Nulle part aussi raffinés qu’à Bangkok, la capitale thaïe, les restaurants de «haute cuisine» m’ont laissé un souvenir impérissable tant par la finesse extrême de leurs préparations et le souci de présentation que par leurs goûts explosifs. Cuisine de contrastes, où l’équilibre entre les parfums se fait parfois violent, la vraie cuisine thaïe – que l’on retrouve difficilement ici, nos papilles étant trop «délicates» – compte comme ambassadeurs certains des meilleurs restaurants au monde. Le guide Gault-Millau publie d’ailleurs un répertoire des quelque vingt mille tables de Bangkok, et reste un indice de l’intérêt que présente la ville aux yeux des amateurs de vraie grande cuisine. Rien que pour ça, j’y retournerais n’importe quand.

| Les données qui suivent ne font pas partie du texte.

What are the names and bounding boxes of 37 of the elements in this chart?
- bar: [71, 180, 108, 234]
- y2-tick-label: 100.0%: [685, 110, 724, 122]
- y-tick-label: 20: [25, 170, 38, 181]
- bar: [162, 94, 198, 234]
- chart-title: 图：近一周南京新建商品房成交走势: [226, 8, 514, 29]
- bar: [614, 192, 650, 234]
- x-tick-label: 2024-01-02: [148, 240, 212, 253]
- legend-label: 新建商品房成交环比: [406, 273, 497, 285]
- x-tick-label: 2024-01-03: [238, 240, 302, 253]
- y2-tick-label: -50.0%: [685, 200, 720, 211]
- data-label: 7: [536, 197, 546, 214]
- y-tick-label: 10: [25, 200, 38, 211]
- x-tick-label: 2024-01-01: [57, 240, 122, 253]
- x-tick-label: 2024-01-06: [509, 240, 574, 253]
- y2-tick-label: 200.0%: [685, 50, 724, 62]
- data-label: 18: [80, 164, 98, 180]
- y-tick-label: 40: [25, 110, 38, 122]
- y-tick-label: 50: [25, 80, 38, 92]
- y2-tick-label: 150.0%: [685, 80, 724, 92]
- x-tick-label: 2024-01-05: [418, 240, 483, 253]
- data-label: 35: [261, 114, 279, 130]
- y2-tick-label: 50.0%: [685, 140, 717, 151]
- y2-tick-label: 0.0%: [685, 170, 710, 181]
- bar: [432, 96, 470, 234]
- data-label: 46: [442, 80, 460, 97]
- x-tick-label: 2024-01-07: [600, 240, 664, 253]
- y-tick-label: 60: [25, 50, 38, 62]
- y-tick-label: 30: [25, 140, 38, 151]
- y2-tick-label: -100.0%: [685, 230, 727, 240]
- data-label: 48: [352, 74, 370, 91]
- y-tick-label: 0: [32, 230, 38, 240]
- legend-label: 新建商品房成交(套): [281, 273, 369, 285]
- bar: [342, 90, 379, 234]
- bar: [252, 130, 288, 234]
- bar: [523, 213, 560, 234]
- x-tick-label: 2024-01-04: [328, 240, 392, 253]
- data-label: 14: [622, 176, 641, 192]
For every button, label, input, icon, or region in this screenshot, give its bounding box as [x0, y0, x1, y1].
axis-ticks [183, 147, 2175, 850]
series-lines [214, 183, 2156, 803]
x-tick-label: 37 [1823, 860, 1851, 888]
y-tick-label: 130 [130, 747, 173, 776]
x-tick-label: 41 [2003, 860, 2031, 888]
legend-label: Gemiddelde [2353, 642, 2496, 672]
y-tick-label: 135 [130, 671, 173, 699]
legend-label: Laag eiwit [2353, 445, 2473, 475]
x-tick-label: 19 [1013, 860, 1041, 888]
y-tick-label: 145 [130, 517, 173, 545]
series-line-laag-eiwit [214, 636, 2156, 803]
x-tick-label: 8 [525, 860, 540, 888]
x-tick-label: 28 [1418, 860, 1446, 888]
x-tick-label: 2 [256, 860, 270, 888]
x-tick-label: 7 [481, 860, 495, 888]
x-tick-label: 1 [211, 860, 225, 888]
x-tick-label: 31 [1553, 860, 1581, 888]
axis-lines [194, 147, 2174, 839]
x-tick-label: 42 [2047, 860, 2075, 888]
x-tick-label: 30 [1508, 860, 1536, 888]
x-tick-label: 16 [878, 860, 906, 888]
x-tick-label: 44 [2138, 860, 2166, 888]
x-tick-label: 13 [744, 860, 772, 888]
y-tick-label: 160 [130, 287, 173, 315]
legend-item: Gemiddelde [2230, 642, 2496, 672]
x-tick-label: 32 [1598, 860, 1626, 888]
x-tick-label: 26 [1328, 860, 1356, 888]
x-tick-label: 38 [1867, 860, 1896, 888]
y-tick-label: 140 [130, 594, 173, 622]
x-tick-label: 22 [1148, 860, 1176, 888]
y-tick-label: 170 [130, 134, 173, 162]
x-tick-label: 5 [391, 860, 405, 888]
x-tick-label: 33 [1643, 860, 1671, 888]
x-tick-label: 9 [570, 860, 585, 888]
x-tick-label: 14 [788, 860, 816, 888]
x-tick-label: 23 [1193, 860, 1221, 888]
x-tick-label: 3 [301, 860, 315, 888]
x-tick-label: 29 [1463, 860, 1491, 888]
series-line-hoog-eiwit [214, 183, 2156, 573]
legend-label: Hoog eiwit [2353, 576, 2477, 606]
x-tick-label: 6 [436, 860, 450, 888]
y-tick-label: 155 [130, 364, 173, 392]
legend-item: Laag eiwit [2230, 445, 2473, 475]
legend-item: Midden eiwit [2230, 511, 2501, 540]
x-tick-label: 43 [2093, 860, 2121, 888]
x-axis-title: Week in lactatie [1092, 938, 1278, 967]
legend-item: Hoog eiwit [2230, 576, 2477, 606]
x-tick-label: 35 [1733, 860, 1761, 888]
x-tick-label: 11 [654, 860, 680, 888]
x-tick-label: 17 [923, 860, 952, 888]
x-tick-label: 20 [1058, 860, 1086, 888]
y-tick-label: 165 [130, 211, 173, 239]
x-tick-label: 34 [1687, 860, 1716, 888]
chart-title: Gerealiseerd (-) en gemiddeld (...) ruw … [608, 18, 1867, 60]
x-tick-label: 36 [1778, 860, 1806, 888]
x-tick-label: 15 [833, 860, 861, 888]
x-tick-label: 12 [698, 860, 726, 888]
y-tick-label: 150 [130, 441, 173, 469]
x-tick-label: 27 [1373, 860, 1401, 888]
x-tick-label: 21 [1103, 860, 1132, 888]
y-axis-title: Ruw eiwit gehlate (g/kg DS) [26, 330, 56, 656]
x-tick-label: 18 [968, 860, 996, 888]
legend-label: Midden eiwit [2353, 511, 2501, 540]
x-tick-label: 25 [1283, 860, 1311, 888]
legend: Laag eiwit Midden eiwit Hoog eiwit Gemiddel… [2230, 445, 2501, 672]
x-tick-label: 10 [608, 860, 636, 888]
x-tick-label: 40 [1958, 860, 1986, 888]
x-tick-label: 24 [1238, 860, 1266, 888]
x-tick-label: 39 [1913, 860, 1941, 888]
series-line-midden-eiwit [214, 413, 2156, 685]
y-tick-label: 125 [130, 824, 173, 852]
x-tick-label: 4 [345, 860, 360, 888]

Quelques restaurants: Bussaracum, Pan road. Ban Chiang, Srivieng road. Thanying, Soi Pramuan. Djit Pochana, Soi 20. Baan Thanika, Soi 23, Sukhumvit. Prix moyen d’un repas pour deux personnes, tout compris: 32 $!

U & Me
Les nouilles orientales – cuisine de rue par excellence – peuvent être petit-déjeuner, lunch, en-cas ou souper. Désirées autant des empereurs que des mendiants, les nouilles sont faciles à préparer, à servir et à manger, qu’on soit seul ou en groupe. Peut-on parler de mode? Ou mieux, les Montréalais s’éveillent-ils aux charmes de ce plat? En tout cas, dans les environs de l’Université Concordia, quatre établissements lui sont consacrés. Chez U & Me, le tout dernier, on ne réinvente pas la roue, ni la nouille d’ailleurs. Mais on propose un menu panasiatique dans un cadre synthétique et aseptisé évoquant un fast-food qui nous transporte bien loin des cuisines-locomotives des rues de Bangkok. Qu’à cela ne tienne, les nuits sont plutôt fraîches sous nos latitudes, et mieux vaut aspirer ses rubans glutineux à la lumière des néons que sur le trottoir. En plus des nouilles à la vietnamienne, à la chinoise, à la thaïe ou à la japonaise, on propose des soupes, du riz frit et des plats sautés qui révèlent l’ascendant hong-kongais des patrons. Tout est fait avec célérité, et les cuisiniers font sauter leurs crevettes, leur porc laqué et leurs rubans de farine de riz avec le plus grand soin et une bonne maîtrise des saveurs. Nous avons avalé avec plaisir (et rapidité) des nouilles au curry à la singapourienne, à la shanghaïenne et à la façon thaïe, et toutes étaient excellentes pour se prémunir contre le froid sans s’alourdir l’estomac. Avant ou après le cinoche, c’est parfait. Inutile de rajouter que l’endroit n’a rien de romantique. Il compte toutefois une clientèle d’étudiants asiatiques gaillards, une excellente garantie de qualité. Et puis, on parle parfaitement français, le croiriez-vous? Comptez 7 $ le plat de nouilles, taxes comprises.

U & Me
1900, rue Sainte-Catherine Ouest
931-0081

Amuse-gueule:
Voyager dans un pays comme la Thaïlande invite à manger dans la rue. Que vous soyez dans la capitale ou dans les villes de province, vous n’êtes jamais à plus de dix mètres d’un endroit où l’on fait la cuisine directement sur le trottoir. Du troquet portable au fast-food de tradition, en passant par le café sur roues, la Thaïlande est l’un de ces paradis gastronomiques qui, plus souvent qu’autrement, rayonnent du bas vers le haut. Mais ce n’est pas le seul pays où les cuisiniers préparent les repas à même le pavé. L’Inde, le Maroc, la Chine, le Mexique, l’Indonésie, la France, la Hollande et les États-Unis sont autant de nations dont les administrations municipales n’ont pas (encore) interdit ces pratiques. À ce sujet, on vient de traduire le très beau livre d’Israel Aharoni, justement intitulé Cuisine de rues (Minerva). Il ne s’agit pas d’un livre de recettes, mais d’un manuel de voyage aux photos splendides dans ce monde des «cuisines à aires ouvertes». On parcourt ainsi douze pays (dont la Thaïlande, bien sûr) à travers le menu, révélant au passage des aspects socioculturels de la vie urbaine et les goûts des habitants. Bien que la prose de l’auteur soit assommante, la recherche, les trouvailles et les photos en font un excellent ouvrage de référence.